My first thought on arriving at the Blue Sky motel was that Janie Ernst would feel right at home. The sign was the only thing visible from the highway, probably hoping to lure in tired travelers who'd round the bend into the driveway, see the building, and be unable to muster up the energy to escape. I parked between two cars so rusted that I opened my door with extreme caution, afraid a bump would reduce them to a pile of scrap metal. For the first time in years, I locked my old pickup's doors.

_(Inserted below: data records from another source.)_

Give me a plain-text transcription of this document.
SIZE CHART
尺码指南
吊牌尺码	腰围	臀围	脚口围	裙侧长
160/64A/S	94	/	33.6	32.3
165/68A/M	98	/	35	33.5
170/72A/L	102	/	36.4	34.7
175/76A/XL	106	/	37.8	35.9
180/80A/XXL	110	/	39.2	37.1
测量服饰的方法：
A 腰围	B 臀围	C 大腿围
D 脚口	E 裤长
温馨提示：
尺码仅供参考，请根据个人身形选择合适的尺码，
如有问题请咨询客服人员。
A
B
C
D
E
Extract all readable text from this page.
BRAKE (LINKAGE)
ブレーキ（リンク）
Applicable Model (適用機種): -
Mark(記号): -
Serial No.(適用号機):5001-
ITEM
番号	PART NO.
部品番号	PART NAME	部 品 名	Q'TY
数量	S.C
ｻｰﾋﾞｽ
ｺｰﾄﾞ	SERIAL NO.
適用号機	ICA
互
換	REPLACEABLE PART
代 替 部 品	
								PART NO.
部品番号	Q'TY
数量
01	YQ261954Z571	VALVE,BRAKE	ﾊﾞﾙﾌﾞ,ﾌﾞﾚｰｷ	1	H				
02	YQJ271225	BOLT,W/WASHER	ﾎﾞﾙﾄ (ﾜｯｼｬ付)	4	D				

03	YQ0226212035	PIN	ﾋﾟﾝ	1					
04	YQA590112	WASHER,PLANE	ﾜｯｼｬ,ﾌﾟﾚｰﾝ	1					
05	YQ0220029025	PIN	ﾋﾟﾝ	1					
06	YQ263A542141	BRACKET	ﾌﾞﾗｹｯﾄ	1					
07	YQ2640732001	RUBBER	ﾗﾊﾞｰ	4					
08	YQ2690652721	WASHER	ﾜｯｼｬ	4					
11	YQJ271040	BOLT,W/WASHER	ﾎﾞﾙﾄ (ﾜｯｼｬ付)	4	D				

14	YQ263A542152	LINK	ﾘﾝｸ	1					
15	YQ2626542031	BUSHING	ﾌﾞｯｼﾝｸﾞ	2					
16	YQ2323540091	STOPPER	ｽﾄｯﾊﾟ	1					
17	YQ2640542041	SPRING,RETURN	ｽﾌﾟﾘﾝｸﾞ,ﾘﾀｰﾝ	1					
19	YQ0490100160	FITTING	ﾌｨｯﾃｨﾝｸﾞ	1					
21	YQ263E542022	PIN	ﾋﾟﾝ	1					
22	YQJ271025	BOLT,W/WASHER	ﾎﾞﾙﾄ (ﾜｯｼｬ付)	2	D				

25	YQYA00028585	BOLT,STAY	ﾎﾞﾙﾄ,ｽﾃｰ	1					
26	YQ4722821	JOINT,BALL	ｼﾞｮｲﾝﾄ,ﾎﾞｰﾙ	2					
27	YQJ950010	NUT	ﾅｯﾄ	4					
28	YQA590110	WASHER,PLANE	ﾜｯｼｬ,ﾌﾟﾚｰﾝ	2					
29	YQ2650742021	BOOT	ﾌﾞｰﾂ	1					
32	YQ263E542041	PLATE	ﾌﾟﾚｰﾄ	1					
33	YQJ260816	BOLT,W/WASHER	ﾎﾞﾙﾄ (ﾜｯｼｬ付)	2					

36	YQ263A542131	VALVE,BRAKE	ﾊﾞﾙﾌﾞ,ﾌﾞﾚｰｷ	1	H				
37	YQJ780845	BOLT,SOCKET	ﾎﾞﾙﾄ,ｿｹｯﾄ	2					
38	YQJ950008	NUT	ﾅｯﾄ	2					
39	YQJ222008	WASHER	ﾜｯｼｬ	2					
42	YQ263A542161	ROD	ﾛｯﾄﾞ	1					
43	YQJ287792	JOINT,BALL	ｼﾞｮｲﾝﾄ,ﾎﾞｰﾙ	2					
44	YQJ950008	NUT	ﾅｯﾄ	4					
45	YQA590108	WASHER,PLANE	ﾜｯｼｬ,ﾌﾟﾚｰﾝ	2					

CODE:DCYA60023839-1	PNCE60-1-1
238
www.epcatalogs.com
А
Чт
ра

I tried to find a front walk, gave up, and cut across the grass. The motel was long and squat. Robin's-egg-blue paint peeled from the stucco… in the places where the stucco was still affixed to the backboard. I stayed on the grass, to avoid walking under the eaves. Portions were held on with duct tape; the remainder crackled in the wind, threatening to fall. In the distance I could see the shiny new sign by the highway, promising "clean, affordable rooms," the vacancy sign blinking with a note of desperation.
No doubt the Blue Sky qualified as affordable, though Jack could afford better – much better. At his tier, he was probably pulling in a hundred grand a hit, tax free, with no dependents and no bad habits to spend it on. His tastes were utilitarian. Working class, Evelyn sniffed. But it meant he had money – lots of it, I was sure – and while the Hilton really wasn't his style, this was well below it. Still, this was the kind of place where you could plunk down cash for a week and no one would ask for a name, much less ID, which was likely its chief attraction.